Book Review – Digital Research Confidential

by Raizel Liebler

Digital Confidential: The Secrets of Studying Behavior Online (MIT Press 2015), edited by Eszter Hargittai and Christian Sandvig, is a very different — and unfortunately unique — guide to conducting research online, ranging from looking for supposedly static materials to engaging with research subjects (read: actual, real, breathing people). So what makes this book so different? It engages with the actual messy difficulties of doing research, rather than the usual — reporting of cleaned and tidy results.

As someone who engages in online research and is dedicated to the importance of digital archiving, I am so pleased that this book exists. Online research studies is difficult, in part because the ground continues to shift, constantly.

All of the chapters are well-written and intriguing, but these are some of the most important insights, plus my responses:

Megan Sapnar Ankerson’s Read/Write the Digital Archive:

  • As good as the Internet Archive is, there are significant limitations, including “depth, consistency, and accuracy”, with few sites completely saved — and clicking through lots of broken links is extremely frustrating. (38) And there isn’t really a good way to see a snapshot of a website on a particular day.
  • Content created in propitiatory forms, like Flash, are much more likely to disappear than plain text.
  • Websites sometimes flicker on and off, without knowing when a researcher will need to keep their own copy: “I was pleased that I had used my screen-recording software to create videos of these sites when I did because by the time I started work on my dissertation a year later, many were already gone.” (44)
  • For-profit companies aren’t interested in archiving older versions of software.

Ankerson’s insight is similar to what I’ve found in my own research, so it’s great to have a citable source that demonstrates why doing research about websites (or similar) that have fluidity in their access and information is so difficult — and why it is so important to lock that down for researchers.

Virág Molnár & Aron Hsiao’s Flash Mobs and the Social Life of Public Spaces:

  • Searching for visual items rather than text is super difficult in online research.
  • Compiling longitudinal data at any point, but especially time series data from the internet retrospectively is very difficult. “Hence, the importance of gathering data about online phenomena as they occur” (74)

How are researchers who usually get funding for something that is intriguing retrospectively supposed to appropriately plan (and get funding to study) something that no one may know is on the horizon? This is especially true for studying Twitter and other in-the-moment social media services — or in response to major events.
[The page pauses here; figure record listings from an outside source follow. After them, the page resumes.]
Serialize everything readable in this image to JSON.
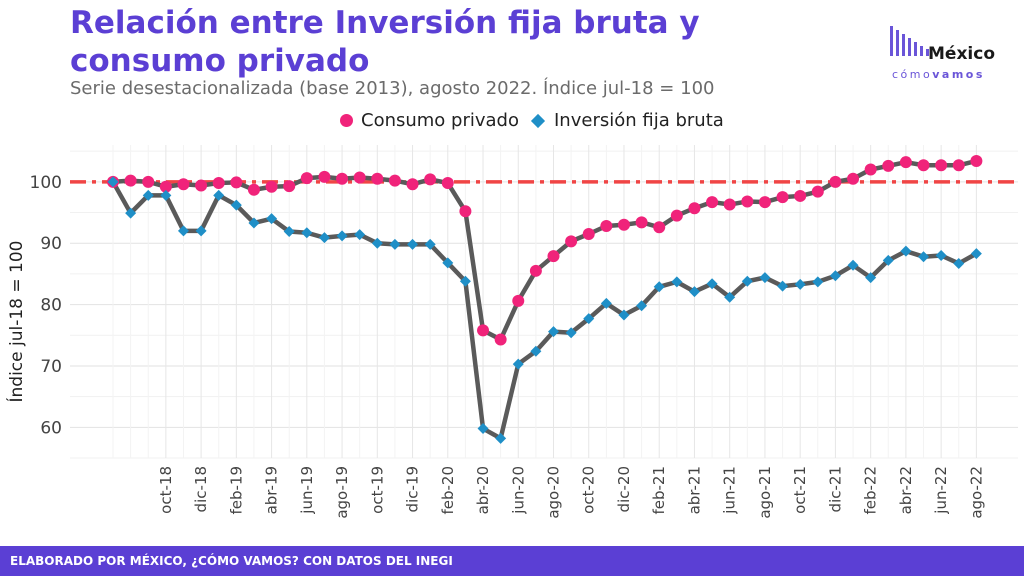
{
  "header": {
    "title": "Relación entre Inversión fija bruta y consumo privado",
    "subtitle": "Serie desestacionalizada (base 2013), agosto 2022. Índice jul-18 = 100"
  },
  "logo": {
    "main": "México",
    "sub_light": "cómo",
    "sub_bold": "vamos"
  },
  "footer": {
    "text": "ELABORADO POR MÉXICO, ¿CÓMO VAMOS? CON DATOS DEL INEGI"
  },
  "colors": {
    "title": "#5b3fd4",
    "consumo": "#f0237a",
    "inversion": "#1f8fc7",
    "line": "#5a5a5a",
    "reference": "#f04545",
    "footer": "#5b3fd4"
  },
  "chart_data": {
    "type": "line",
    "ylabel": "Índice jul-18 = 100",
    "ylim": [
      55,
      106
    ],
    "yticks": [
      60,
      70,
      80,
      90,
      100
    ],
    "reference_line": 100,
    "grid": true,
    "legend_position": "top",
    "x": [
      "jul-18",
      "ago-18",
      "sep-18",
      "oct-18",
      "nov-18",
      "dic-18",
      "ene-19",
      "feb-19",
      "mar-19",
      "abr-19",
      "may-19",
      "jun-19",
      "jul-19",
      "ago-19",
      "sep-19",
      "oct-19",
      "nov-19",
      "dic-19",
      "ene-20",
      "feb-20",
      "mar-20",
      "abr-20",
      "may-20",
      "jun-20",
      "jul-20",
      "ago-20",
      "sep-20",
      "oct-20",
      "nov-20",
      "dic-20",
      "ene-21",
      "feb-21",
      "mar-21",
      "abr-21",
      "may-21",
      "jun-21",
      "jul-21",
      "ago-21",
      "sep-21",
      "oct-21",
      "nov-21",
      "dic-21",
      "ene-22",
      "feb-22",
      "mar-22",
      "abr-22",
      "may-22",
      "jun-22",
      "jul-22",
      "ago-22"
    ],
    "x_tick_labels": [
      "oct-18",
      "dic-18",
      "feb-19",
      "abr-19",
      "jun-19",
      "ago-19",
      "oct-19",
      "dic-19",
      "feb-20",
      "abr-20",
      "jun-20",
      "ago-20",
      "oct-20",
      "dic-20",
      "feb-21",
      "abr-21",
      "jun-21",
      "ago-21",
      "oct-21",
      "dic-21",
      "feb-22",
      "abr-22",
      "jun-22",
      "ago-22"
    ],
    "series": [
      {
        "name": "Consumo privado",
        "marker": "circle",
        "values": [
          100.0,
          100.2,
          100.0,
          99.2,
          99.6,
          99.4,
          99.8,
          99.9,
          98.7,
          99.2,
          99.3,
          100.6,
          100.8,
          100.5,
          100.7,
          100.5,
          100.2,
          99.6,
          100.4,
          99.8,
          95.2,
          75.8,
          74.3,
          80.6,
          85.5,
          87.9,
          90.3,
          91.5,
          92.8,
          93.0,
          93.4,
          92.6,
          94.5,
          95.7,
          96.7,
          96.3,
          96.8,
          96.7,
          97.5,
          97.7,
          98.4,
          100.0,
          100.5,
          102.0,
          102.6,
          103.2,
          102.7,
          102.7,
          102.7,
          103.4
        ]
      },
      {
        "name": "Inversión fija bruta",
        "marker": "diamond",
        "values": [
          100.0,
          94.9,
          97.8,
          97.8,
          92.0,
          92.0,
          97.8,
          96.2,
          93.3,
          94.0,
          91.9,
          91.7,
          90.9,
          91.2,
          91.4,
          90.0,
          89.8,
          89.8,
          89.8,
          86.8,
          83.8,
          59.8,
          58.2,
          70.3,
          72.4,
          75.6,
          75.4,
          77.7,
          80.2,
          78.3,
          79.8,
          82.9,
          83.7,
          82.1,
          83.4,
          81.2,
          83.8,
          84.4,
          83.0,
          83.3,
          83.7,
          84.7,
          86.4,
          84.4,
          87.2,
          88.7,
          87.8,
          88.0,
          86.7,
          88.3
        ]
      }
    ]
  }
}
Eric Gilbert & Karrie Karahalios’ Social Software as Social Science:

  • Through creating an app for Twitter, the anonymity standard for computer science peer-review was broken. “Everyone who qualified to review my paper already knew who wrote it and probably had a personal experience with the software–they had tested it on their own personal networks.” (150)
  • Extreme sudden popularity for a new service, like this app, causes crashes and annoys users. But outlaying cash, can be a choice of tech success over paying for food. Read all of pages 151 and 152 for some real talk: “My back-of-the-envelope calculations suggested that buying enough capacity to handle the South Korea spike would have cost more than our rent and grocery bill combined. … I was lucky enough to be funded on a fellowship, but that also meant no grant money to spend on cloud computing. … I wish I had budgeted for this time.”

Structural changes need to occur to help create new types of cutting edge research, including funding them properly — and understanding that traditional norms of “hiding the birdie” until it appears for publication need to be changed, if new researchers are going to take risks with their research.

A final note, only touched on in this book: the law. Copyright, not only as law, but as practice, make it nigh impossible for present and future researchers to effectively research online culture. As Ankerson notes:

“I was reminded by several sources that the copyright circumstances were either unknown or beyond their control. I could like at these files for my own research, but few felt they had the authority to grant official rights to share these publicly, even in cases when the original production studio folded or merged.” (50)

Summary: Highly recommended for researchers trying to figure out the ethical and practical difficulties of conducting online research. May be even more useful as a guide to those that fund or supervise those doing online research to explain why it is so much more complicated than just pressing that button!